Because the forced birthers do not yet control all branches of our government, they do not have the power to pass or enforce a Decree 770. However, they have already made inroads into the rights recognized in Roe v Wade. Unless you live in California, Connecticut, Hawaii, New Jersey, New Mexico, Oregon, Vermont, or Washington, your state has instituted some law or regulation restricting a woman's choices.
If you live in Maine, your governor responded to a question on abortion with: "We have more people in Maine dying than being born. If we’re going to sustain the Maine society, we need more people. We need younger people." Which sounds remarkably similar to the attitude of Nicolae Ceausescu. Granted, Le Page is currently an outlier in Republican politics, but how often have we seen the extreme outliers of the Republican Party become the mainstream of the party?
From Variety's review of the documentary, Children of the Decree:
Florin Iepan’s startling docu "Children of the Decree" explores the plight of women under Romanian strongman Nicolae Ceaucescu’s infamous Decree 770, which banned birth control and abortion.

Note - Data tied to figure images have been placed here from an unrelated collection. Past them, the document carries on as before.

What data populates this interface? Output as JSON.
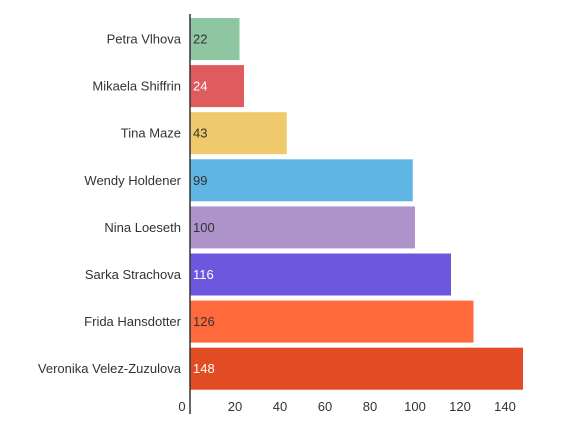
{
  "chart_data": {
    "type": "bar",
    "orientation": "horizontal",
    "categories": [
      "Petra Vlhova",
      "Mikaela Shiffrin",
      "Tina Maze",
      "Wendy Holdener",
      "Nina Loeseth",
      "Sarka Strachova",
      "Frida Hansdotter",
      "Veronika Velez-Zuzulova"
    ],
    "values": [
      22,
      24,
      43,
      99,
      100,
      116,
      126,
      148
    ],
    "data_labels": [
      "22",
      "24",
      "43",
      "99",
      "100",
      "116",
      "126",
      "148"
    ],
    "colors": [
      "#8dc6a1",
      "#e05b5e",
      "#efc96b",
      "#5fb5e3",
      "#ae93cb",
      "#6c57de",
      "#ff6a3c",
      "#e24c24"
    ],
    "value_label_colors": [
      "#333333",
      "#ffffff",
      "#333333",
      "#333333",
      "#333333",
      "#ffffff",
      "#333333",
      "#ffffff"
    ],
    "xlim": [
      0,
      156
    ],
    "xticks": [
      0,
      20,
      40,
      60,
      80,
      100,
      120,
      140
    ],
    "xtick_labels": [
      "0",
      "20",
      "40",
      "60",
      "80",
      "100",
      "120",
      "140"
    ],
    "grid": false,
    "legend": "none",
    "title": "",
    "xlabel": "",
    "ylabel": ""
  }
}
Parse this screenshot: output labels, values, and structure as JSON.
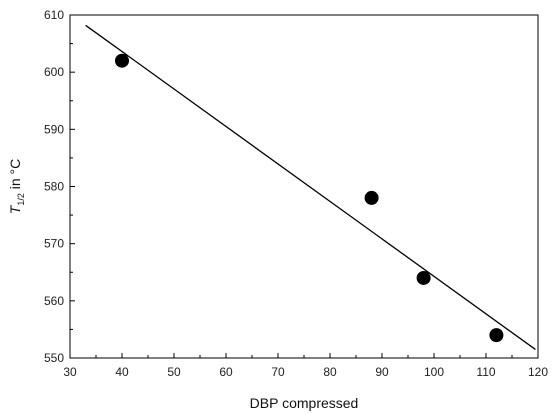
{
  "chart_data": {
    "type": "scatter",
    "title": "",
    "xlabel": "DBP compressed",
    "ylabel": {
      "symbol": "T",
      "subscript": "1/2",
      "suffix": " in °C"
    },
    "xlim": [
      30,
      120
    ],
    "ylim": [
      550,
      610
    ],
    "xticks": [
      30,
      40,
      50,
      60,
      70,
      80,
      90,
      100,
      110,
      120
    ],
    "yticks": [
      550,
      560,
      570,
      580,
      590,
      600,
      610
    ],
    "grid": false,
    "legend": "none",
    "series": [
      {
        "kind": "points",
        "x": [
          40,
          88,
          98,
          112
        ],
        "y": [
          602,
          578,
          564,
          554
        ],
        "color": "#000000",
        "marker": "filled-circle"
      },
      {
        "kind": "fit-line",
        "x": [
          33,
          119.5
        ],
        "y": [
          608.2,
          551.5
        ],
        "color": "#000000"
      }
    ]
  }
}
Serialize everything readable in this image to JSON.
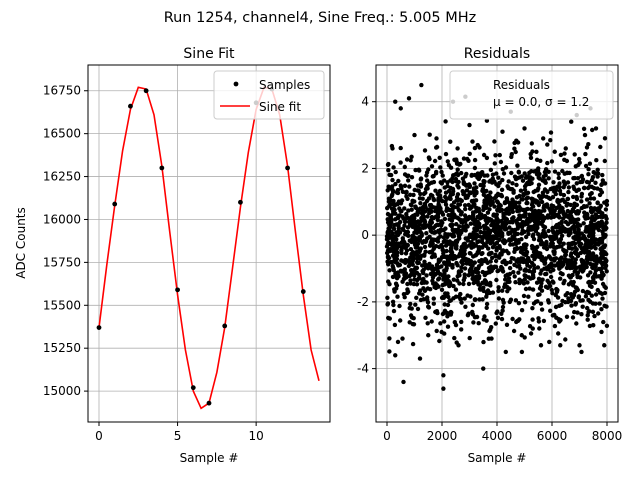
{
  "suptitle": "Run 1254, channel4, Sine Freq.: 5.005 MHz",
  "colors": {
    "samples": "#000000",
    "fit": "#ff0000",
    "grid": "#b0b0b0",
    "axes": "#000000"
  },
  "chart_data": [
    {
      "type": "line",
      "title": "Sine Fit",
      "xlabel": "Sample #",
      "ylabel": "ADC Counts",
      "xlim": [
        -0.7,
        14.7
      ],
      "ylim": [
        14820,
        16900
      ],
      "xticks": [
        0,
        5,
        10
      ],
      "yticks": [
        15000,
        15250,
        15500,
        15750,
        16000,
        16250,
        16500,
        16750
      ],
      "grid": true,
      "legend_position": "top-right",
      "series": [
        {
          "name": "Samples",
          "style": "points",
          "x": [
            0,
            1,
            2,
            3,
            4,
            5,
            6,
            7,
            8,
            9,
            10,
            11,
            12,
            13
          ],
          "y": [
            15370,
            16090,
            16660,
            16750,
            16300,
            15590,
            15020,
            14930,
            15380,
            16100,
            16680,
            16760,
            16300,
            15580
          ]
        },
        {
          "name": "Sine fit",
          "style": "line",
          "x": [
            0,
            0.5,
            1,
            1.5,
            2,
            2.5,
            3,
            3.5,
            4,
            4.5,
            5,
            5.5,
            6,
            6.5,
            7,
            7.5,
            8,
            8.5,
            9,
            9.5,
            10,
            10.5,
            11,
            11.5,
            12,
            12.5,
            13,
            13.5,
            14
          ],
          "y": [
            15370,
            15740,
            16080,
            16400,
            16640,
            16770,
            16760,
            16610,
            16310,
            15930,
            15560,
            15240,
            15000,
            14900,
            14930,
            15110,
            15370,
            15720,
            16070,
            16390,
            16640,
            16770,
            16760,
            16610,
            16310,
            15930,
            15560,
            15240,
            15060
          ]
        }
      ]
    },
    {
      "type": "scatter",
      "title": "Residuals",
      "xlabel": "Sample #",
      "ylabel": "",
      "xlim": [
        -400,
        8400
      ],
      "ylim": [
        -5.6,
        5.1
      ],
      "xticks": [
        0,
        2000,
        4000,
        6000,
        8000
      ],
      "yticks": [
        -4,
        -2,
        0,
        2,
        4
      ],
      "grid": true,
      "legend_position": "top-right",
      "legend": [
        "Residuals",
        "μ = 0.0, σ = 1.2"
      ],
      "series": [
        {
          "name": "Residuals",
          "style": "points",
          "x": [
            300,
            1250,
            800,
            2400,
            2850,
            500,
            4500,
            7400,
            6900,
            7600,
            2050,
            2050,
            300,
            600,
            1200,
            3500,
            5600,
            6300,
            7900,
            1000,
            3000,
            4200,
            5000,
            6700,
            7200,
            400,
            1500,
            2600,
            3800,
            4900,
            5900,
            7000,
            7800,
            200,
            100,
            2300,
            3300,
            4700,
            6100,
            7500,
            5300,
            1800,
            900,
            2700,
            4100,
            6500,
            7300,
            3100,
            150,
            1700,
            3400,
            4400,
            5500,
            6800,
            7100,
            700,
            2200,
            3900,
            5800,
            7700
          ],
          "y": [
            4.0,
            4.5,
            4.1,
            4.0,
            4.15,
            3.8,
            3.7,
            3.8,
            3.6,
            3.2,
            -4.2,
            -4.6,
            -3.6,
            -4.4,
            -3.7,
            -4.0,
            -3.3,
            -3.3,
            -3.3,
            3.0,
            3.3,
            3.1,
            3.2,
            3.4,
            3.0,
            -3.2,
            -3.0,
            -3.3,
            -3.1,
            -3.0,
            -3.2,
            -3.3,
            -2.9,
            2.6,
            -2.5,
            2.8,
            2.7,
            -2.6,
            2.5,
            -2.7,
            -2.8,
            2.9,
            -2.2,
            -2.6,
            2.4,
            2.6,
            -2.4,
            -2.3,
            1.8,
            -1.9,
            1.5,
            -1.4,
            2.0,
            -1.8,
            1.6,
            0.5,
            -0.8,
            1.1,
            -1.0,
            0.7
          ]
        }
      ]
    }
  ]
}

In his single-minded push to repopulate the nation with millions of little "new men" destined for greatness, Ceaucescu adopted ever more grotesque, Orwellian measures as a failing economy increased the Romanian women’s already rooted resistance to having children. This feminist rallying cry and zingy piece of filmmaking should be assured a small-screen niche.

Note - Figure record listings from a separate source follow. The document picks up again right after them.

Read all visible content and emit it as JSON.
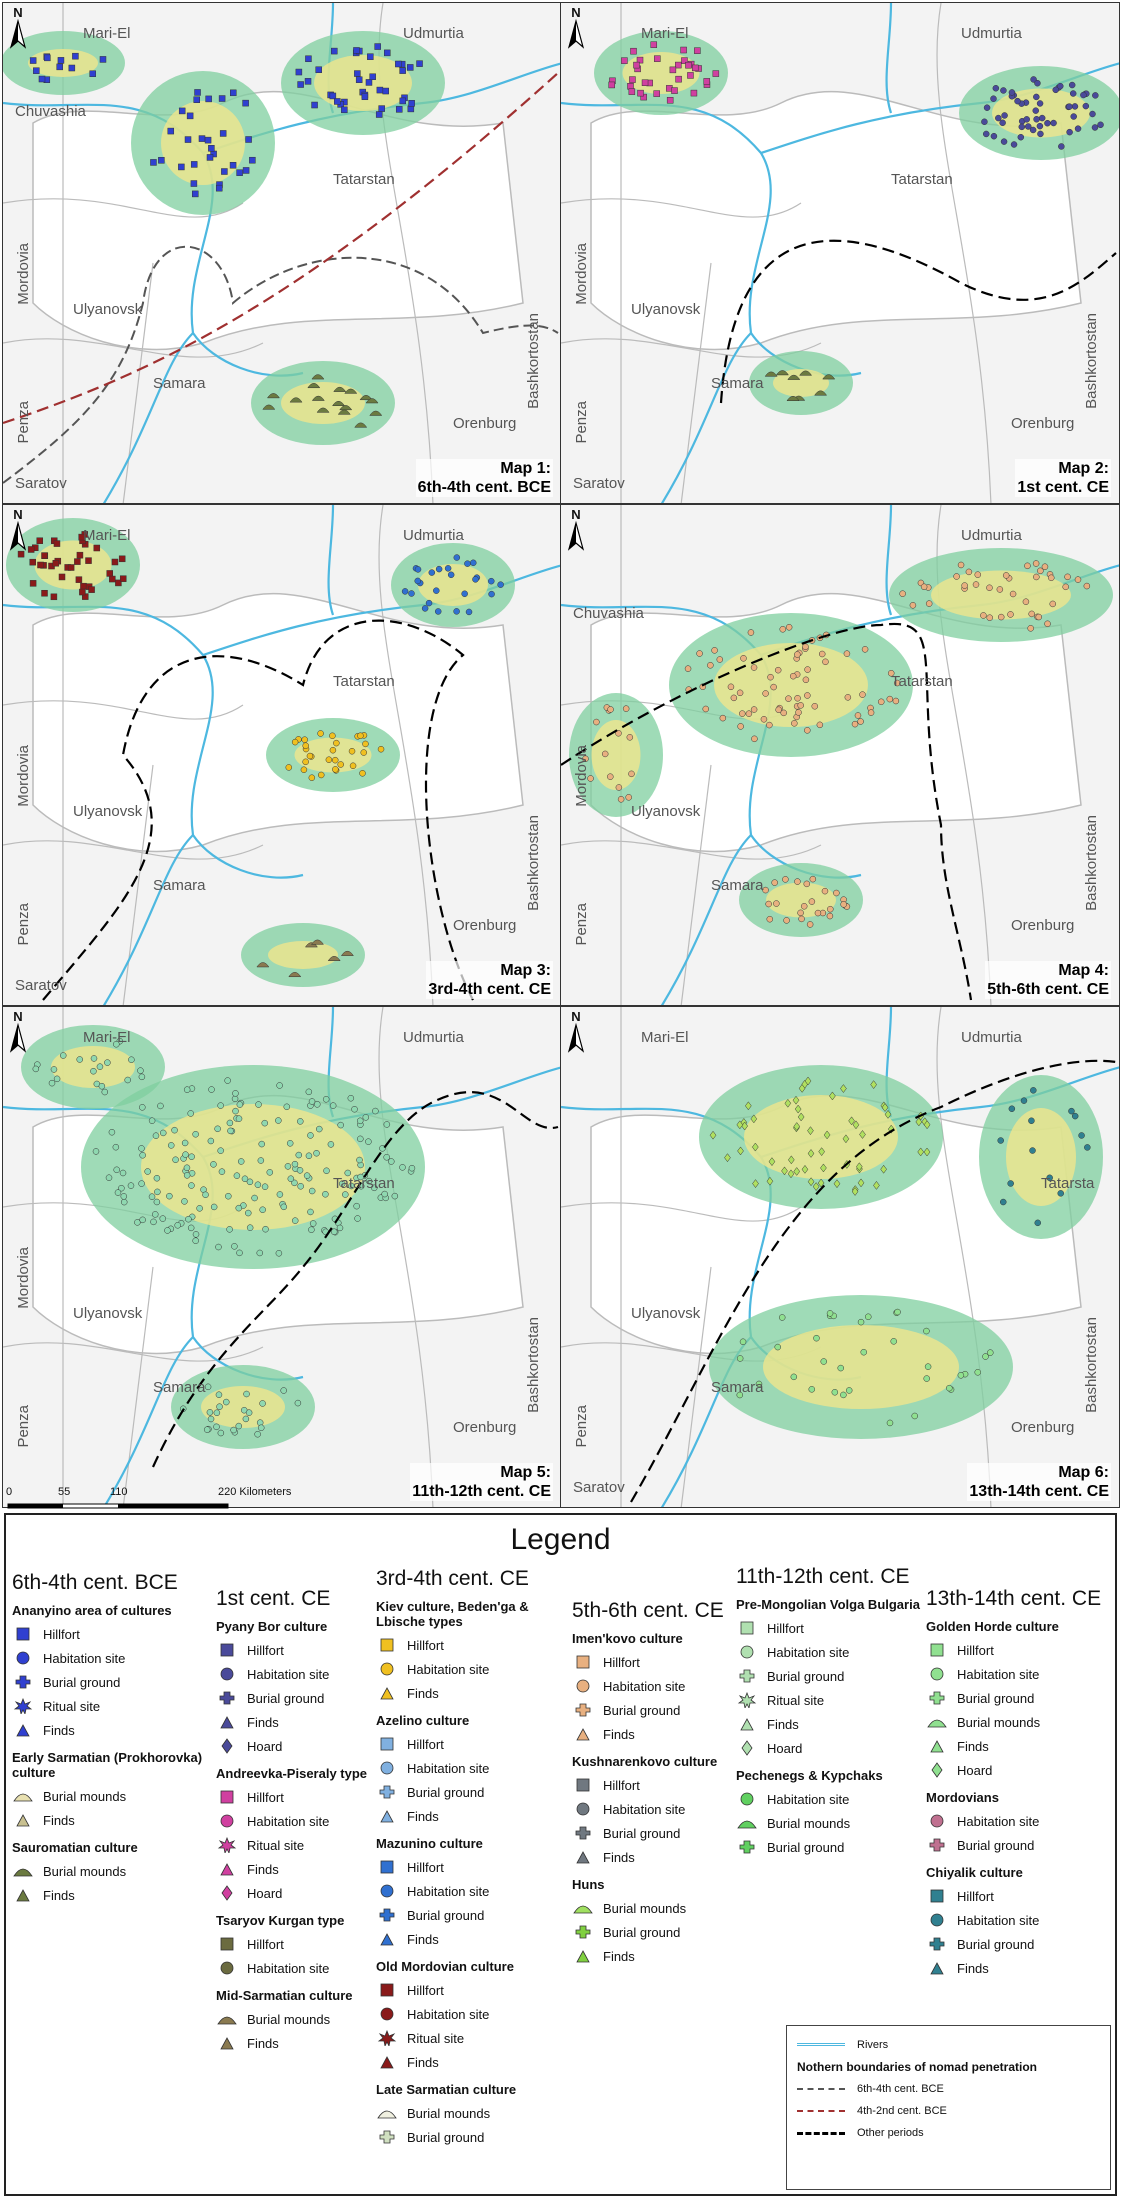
{
  "maps": [
    {
      "title_line1": "Map 1:",
      "title_line2": "6th-4th cent. BCE",
      "regions": [
        "Mari-El",
        "Udmurtia",
        "Chuvashia",
        "Tatarstan",
        "Mordovia",
        "Ulyanovsk",
        "Bashkortostan",
        "Penza",
        "Samara",
        "Orenburg",
        "Saratov"
      ]
    },
    {
      "title_line1": "Map 2:",
      "title_line2": "1st cent. CE",
      "regions": [
        "Mari-El",
        "Udmurtia",
        "Tatarstan",
        "Mordovia",
        "Ulyanovsk",
        "Bashkortostan",
        "Penza",
        "Samara",
        "Orenburg",
        "Saratov"
      ]
    },
    {
      "title_line1": "Map 3:",
      "title_line2": "3rd-4th cent. CE",
      "regions": [
        "Mari-El",
        "Udmurtia",
        "Tatarstan",
        "Mordovia",
        "Ulyanovsk",
        "Bashkortostan",
        "Penza",
        "Samara",
        "Orenburg",
        "Saratov"
      ]
    },
    {
      "title_line1": "Map 4:",
      "title_line2": "5th-6th cent. CE",
      "regions": [
        "Udmurtia",
        "Chuvashia",
        "Tatarstan",
        "Mordovia",
        "Ulyanovsk",
        "Bashkortostan",
        "Penza",
        "Samara",
        "Orenburg"
      ]
    },
    {
      "title_line1": "Map 5:",
      "title_line2": "11th-12th cent. CE",
      "regions": [
        "Mari-El",
        "Udmurtia",
        "Tatarstan",
        "Mordovia",
        "Ulyanovsk",
        "Bashkortostan",
        "Penza",
        "Samara",
        "Orenburg"
      ]
    },
    {
      "title_line1": "Map 6:",
      "title_line2": "13th-14th cent. CE",
      "regions": [
        "Mari-El",
        "Udmurtia",
        "Tatarsta",
        "Ulyanovsk",
        "Bashkortostan",
        "Penza",
        "Samara",
        "Orenburg",
        "Saratov"
      ]
    }
  ],
  "north_label": "N",
  "scale": {
    "ticks": [
      "0",
      "55",
      "110",
      "220 Kilometers"
    ]
  },
  "legend": {
    "title": "Legend",
    "columns": [
      {
        "period": "6th-4th cent. BCE",
        "groups": [
          {
            "culture": "Ananyino area of cultures",
            "items": [
              {
                "label": "Hillfort",
                "shape": "square",
                "color": "#3040d0"
              },
              {
                "label": "Habitation site",
                "shape": "circle",
                "color": "#3040d0"
              },
              {
                "label": "Burial ground",
                "shape": "cross",
                "color": "#3040d0"
              },
              {
                "label": "Ritual site",
                "shape": "star",
                "color": "#3040d0"
              },
              {
                "label": "Finds",
                "shape": "triangle",
                "color": "#3040d0"
              }
            ]
          },
          {
            "culture": "Early Sarmatian (Prokhorovka) culture",
            "items": [
              {
                "label": "Burial mounds",
                "shape": "mound",
                "color": "#e8e0b0"
              },
              {
                "label": "Finds",
                "shape": "triangle",
                "color": "#c8c090"
              }
            ]
          },
          {
            "culture": "Sauromatian culture",
            "items": [
              {
                "label": "Burial mounds",
                "shape": "mound",
                "color": "#6b7a40"
              },
              {
                "label": "Finds",
                "shape": "triangle",
                "color": "#6b7a40"
              }
            ]
          }
        ]
      },
      {
        "period": "1st cent. CE",
        "groups": [
          {
            "culture": "Pyany Bor culture",
            "items": [
              {
                "label": "Hillfort",
                "shape": "square",
                "color": "#4a4a9a"
              },
              {
                "label": "Habitation site",
                "shape": "circle",
                "color": "#4a4a9a"
              },
              {
                "label": "Burial ground",
                "shape": "cross",
                "color": "#4a4a9a"
              },
              {
                "label": "Finds",
                "shape": "triangle",
                "color": "#4a4a9a"
              },
              {
                "label": "Hoard",
                "shape": "diamond",
                "color": "#4a4a9a"
              }
            ]
          },
          {
            "culture": "Andreevka-Piseraly type",
            "items": [
              {
                "label": "Hillfort",
                "shape": "square",
                "color": "#d040a0"
              },
              {
                "label": "Habitation site",
                "shape": "circle",
                "color": "#d040a0"
              },
              {
                "label": "Ritual site",
                "shape": "star",
                "color": "#d040a0"
              },
              {
                "label": "Finds",
                "shape": "triangle",
                "color": "#d040a0"
              },
              {
                "label": "Hoard",
                "shape": "diamond",
                "color": "#d040a0"
              }
            ]
          },
          {
            "culture": "Tsaryov Kurgan type",
            "items": [
              {
                "label": "Hillfort",
                "shape": "square",
                "color": "#6b6b40"
              },
              {
                "label": "Habitation site",
                "shape": "circle",
                "color": "#6b6b40"
              }
            ]
          },
          {
            "culture": "Mid-Sarmatian culture",
            "items": [
              {
                "label": "Burial mounds",
                "shape": "mound",
                "color": "#8a7a50"
              },
              {
                "label": "Finds",
                "shape": "triangle",
                "color": "#8a7a50"
              }
            ]
          }
        ]
      },
      {
        "period": "3rd-4th cent. CE",
        "groups": [
          {
            "culture": "Kiev culture, Beden'ga & Lbische types",
            "items": [
              {
                "label": "Hillfort",
                "shape": "square",
                "color": "#f0c020"
              },
              {
                "label": "Habitation site",
                "shape": "circle",
                "color": "#f0c020"
              },
              {
                "label": "Finds",
                "shape": "triangle",
                "color": "#f0c020"
              }
            ]
          },
          {
            "culture": "Azelino culture",
            "items": [
              {
                "label": "Hillfort",
                "shape": "square",
                "color": "#80b0e0"
              },
              {
                "label": "Habitation site",
                "shape": "circle",
                "color": "#80b0e0"
              },
              {
                "label": "Burial ground",
                "shape": "cross",
                "color": "#80b0e0"
              },
              {
                "label": "Finds",
                "shape": "triangle",
                "color": "#80b0e0"
              }
            ]
          },
          {
            "culture": "Mazunino culture",
            "items": [
              {
                "label": "Hillfort",
                "shape": "square",
                "color": "#3070d0"
              },
              {
                "label": "Habitation site",
                "shape": "circle",
                "color": "#3070d0"
              },
              {
                "label": "Burial ground",
                "shape": "cross",
                "color": "#3070d0"
              },
              {
                "label": "Finds",
                "shape": "triangle",
                "color": "#3070d0"
              }
            ]
          },
          {
            "culture": "Old Mordovian culture",
            "items": [
              {
                "label": "Hillfort",
                "shape": "square",
                "color": "#8a1a1a"
              },
              {
                "label": "Habitation site",
                "shape": "circle",
                "color": "#8a1a1a"
              },
              {
                "label": "Ritual site",
                "shape": "star",
                "color": "#8a1a1a"
              },
              {
                "label": "Finds",
                "shape": "triangle",
                "color": "#8a1a1a"
              }
            ]
          },
          {
            "culture": "Late Sarmatian culture",
            "items": [
              {
                "label": "Burial mounds",
                "shape": "mound",
                "color": "#f0f0e0"
              },
              {
                "label": "Burial ground",
                "shape": "cross",
                "color": "#d0e0c0"
              }
            ]
          }
        ]
      },
      {
        "period": "5th-6th cent. CE",
        "groups": [
          {
            "culture": "Imen'kovo culture",
            "items": [
              {
                "label": "Hillfort",
                "shape": "square",
                "color": "#e8b080"
              },
              {
                "label": "Habitation site",
                "shape": "circle",
                "color": "#e8b080"
              },
              {
                "label": "Burial ground",
                "shape": "cross",
                "color": "#e8b080"
              },
              {
                "label": "Finds",
                "shape": "triangle",
                "color": "#e8b080"
              }
            ]
          },
          {
            "culture": "Kushnarenkovo culture",
            "items": [
              {
                "label": "Hillfort",
                "shape": "square",
                "color": "#707880"
              },
              {
                "label": "Habitation site",
                "shape": "circle",
                "color": "#707880"
              },
              {
                "label": "Burial ground",
                "shape": "cross",
                "color": "#707880"
              },
              {
                "label": "Finds",
                "shape": "triangle",
                "color": "#707880"
              }
            ]
          },
          {
            "culture": "Huns",
            "items": [
              {
                "label": "Burial mounds",
                "shape": "mound",
                "color": "#a0e060"
              },
              {
                "label": "Burial ground",
                "shape": "cross",
                "color": "#80d040"
              },
              {
                "label": "Finds",
                "shape": "triangle",
                "color": "#80d040"
              }
            ]
          }
        ]
      },
      {
        "period": "11th-12th cent. CE",
        "groups": [
          {
            "culture": "Pre-Mongolian Volga Bulgaria",
            "items": [
              {
                "label": "Hillfort",
                "shape": "square",
                "color": "#b0e0b0"
              },
              {
                "label": "Habitation site",
                "shape": "circle",
                "color": "#b0e0b0"
              },
              {
                "label": "Burial ground",
                "shape": "cross",
                "color": "#b0e0b0"
              },
              {
                "label": "Ritual site",
                "shape": "star",
                "color": "#b0e0b0"
              },
              {
                "label": "Finds",
                "shape": "triangle",
                "color": "#b0e0b0"
              },
              {
                "label": "Hoard",
                "shape": "diamond",
                "color": "#b0e0b0"
              }
            ]
          },
          {
            "culture": "Pechenegs & Kypchaks",
            "items": [
              {
                "label": "Habitation site",
                "shape": "circle",
                "color": "#60d060"
              },
              {
                "label": "Burial mounds",
                "shape": "mound",
                "color": "#60d060"
              },
              {
                "label": "Burial ground",
                "shape": "cross",
                "color": "#60d060"
              }
            ]
          }
        ]
      },
      {
        "period": "13th-14th cent. CE",
        "groups": [
          {
            "culture": "Golden Horde culture",
            "items": [
              {
                "label": "Hillfort",
                "shape": "square",
                "color": "#90e090"
              },
              {
                "label": "Habitation site",
                "shape": "circle",
                "color": "#90e090"
              },
              {
                "label": "Burial ground",
                "shape": "cross",
                "color": "#90e090"
              },
              {
                "label": "Burial mounds",
                "shape": "mound",
                "color": "#90e090"
              },
              {
                "label": "Finds",
                "shape": "triangle",
                "color": "#90e090"
              },
              {
                "label": "Hoard",
                "shape": "diamond",
                "color": "#90e090"
              }
            ]
          },
          {
            "culture": "Mordovians",
            "items": [
              {
                "label": "Habitation site",
                "shape": "circle",
                "color": "#c07090"
              },
              {
                "label": "Burial ground",
                "shape": "cross",
                "color": "#c07090"
              }
            ]
          },
          {
            "culture": "Chiyalik culture",
            "items": [
              {
                "label": "Hillfort",
                "shape": "square",
                "color": "#308090"
              },
              {
                "label": "Habitation site",
                "shape": "circle",
                "color": "#308090"
              },
              {
                "label": "Burial ground",
                "shape": "cross",
                "color": "#308090"
              },
              {
                "label": "Finds",
                "shape": "triangle",
                "color": "#308090"
              }
            ]
          }
        ]
      }
    ],
    "rivers_label": "Rivers",
    "boundaries_title": "Nothern boundaries of nomad penetration",
    "boundaries": [
      {
        "label": "6th-4th cent. BCE",
        "color": "#555555",
        "style": "dashed"
      },
      {
        "label": "4th-2nd cent. BCE",
        "color": "#a03030",
        "style": "dashed"
      },
      {
        "label": "Other periods",
        "color": "#000000",
        "style": "dashed"
      }
    ]
  },
  "colors": {
    "river": "#4db8e0",
    "border": "#bbbbbb",
    "buffer_outer": "#7fcf9f",
    "buffer_inner": "#f0e68c",
    "core": "#d08050"
  }
}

The hell they create for women of childbearing age is one we will all have to share, regardless of age or gender. The unwanted children will be our burden as a society. The deaths of women from illegal abortions will form our guilt. But even more, the very act of subordinating a woman's body and will to the demands of a religiously inspired state dictate will harm us all. And not just in the blurring of the line between church and state, but in the fact that a nation cannot remain viable if only half of its citizens are free.